Beware of the statistical hit. Consider a traditional trial designed for 80% statistical power, where 300 patients are needed to reach that objective. The Interim Analysis in an adaptive designed trial would incur a statistical penalty for looking at the data. The magnitude of that penalty depends on how the examination is done– the rules are very complex – but now, instead of needing 300 patients, 400 patients might be needed to maintain the same 80% statistical power. Without those additional patients, the statistical power of the study could be 10% to 15% less, depending on the calculations, and that might not be acceptable for approval.

Using adaptive design is a trade off, and how the data is used in the Interim Analysis determines the magnitude of that trade off.

In The End

In principle, adaptive design should save time and money, but it also adds complexity that needs to be carefully managed.

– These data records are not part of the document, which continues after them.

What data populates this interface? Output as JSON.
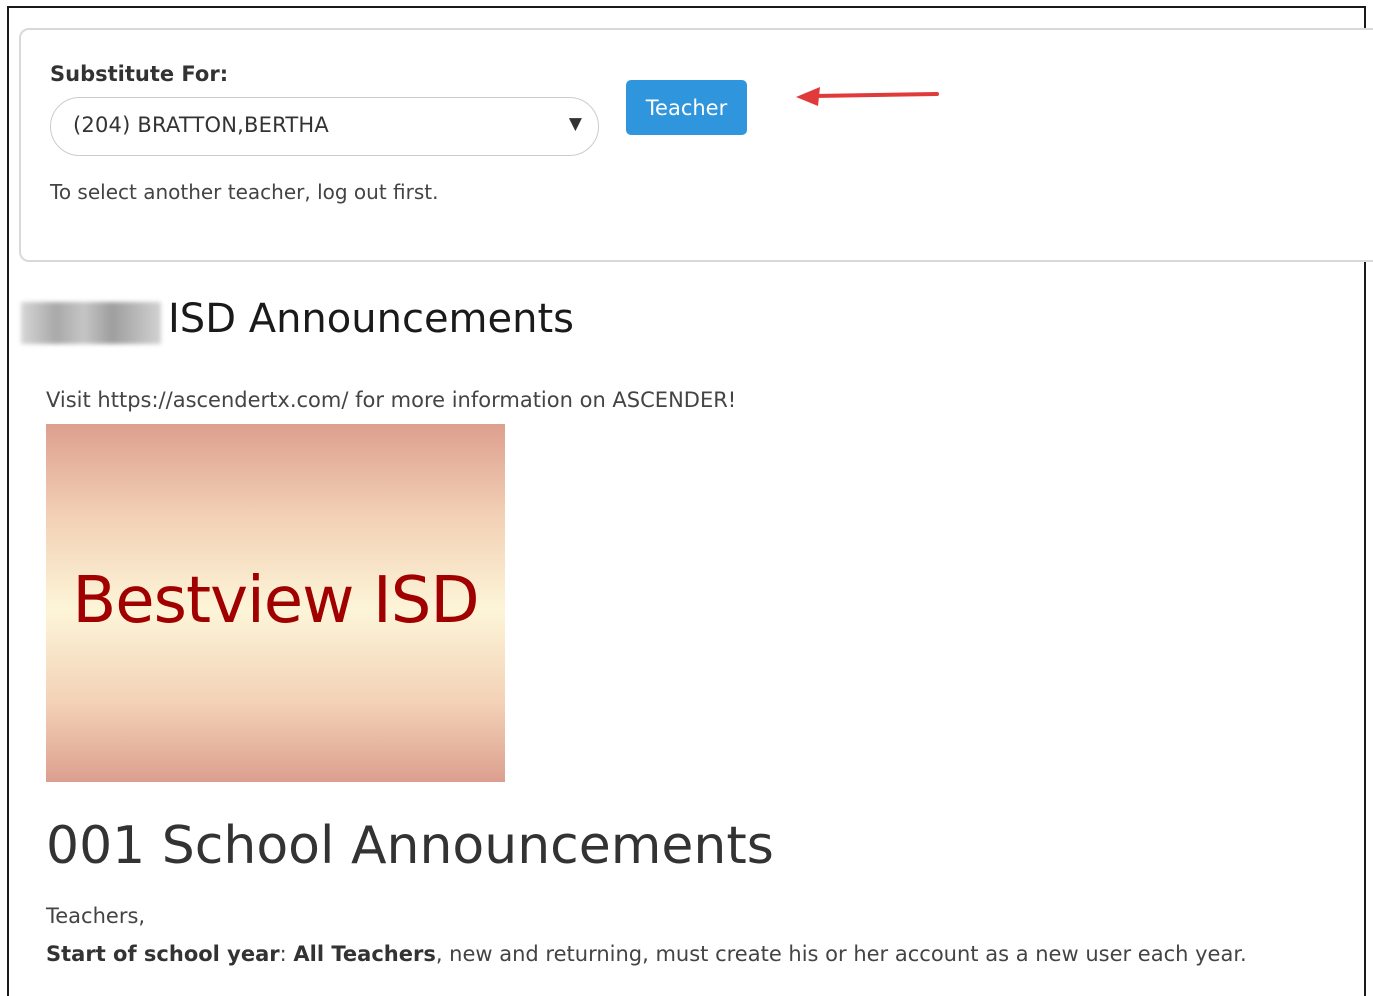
{
  "substitute": {
    "label": "Substitute For:",
    "selected_value": "(204) BRATTON,BERTHA",
    "caret": "▼",
    "hint": "To select another teacher, log out first."
  },
  "teacher_button": {
    "label": "Teacher"
  },
  "announcements": {
    "title": "ISD Announcements",
    "visit_text": "Visit https://ascendertx.com/ for more information on ASCENDER!",
    "banner_text": "Bestview ISD"
  },
  "school": {
    "title": "001 School Announcements",
    "greeting": "Teachers,",
    "start_label": "Start of school year",
    "colon": ": ",
    "all_teachers": "All Teachers",
    "rest": ", new and returning, must create his or her account as a new user each year."
  },
  "colors": {
    "button_blue": "#2f95dc",
    "arrow_red": "#e03a3a",
    "banner_text": "#a00000"
  },
  "icons": {
    "select_caret": "triangle-down",
    "annotation": "red-arrow-left"
  }
}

Sponsors should carefully consider the advantages and disadvantages that an adaptive design approach might bring to a clinical trial. The approach is not right for all trials, but it can be a good strategy to use in studies with unresolved questions. With careful planning, an adaptive approach can help avoid the need for additional trials and can shorten the time needed to prove the effectiveness and safety of a drug candidate. Galectin Therapeutics is likely to save years of time and effort during our Phase 2b/3 clinical trial.

About the Authors

Pol Boudes, M.D. is chief medical officer and Harold Shlevin, Ph.D. is president and CEO of Galectin Therapeutics, a developer of therapeutics that target galectin proteins. Galectin Therapeutics recently launched its NASH-RX seamless adaptively designed Phase 2b/3 trial of its galectin-3 inhibitor, belapectin, in patients with nonalcoholic steatohepatitis (NASH) cirrhosis.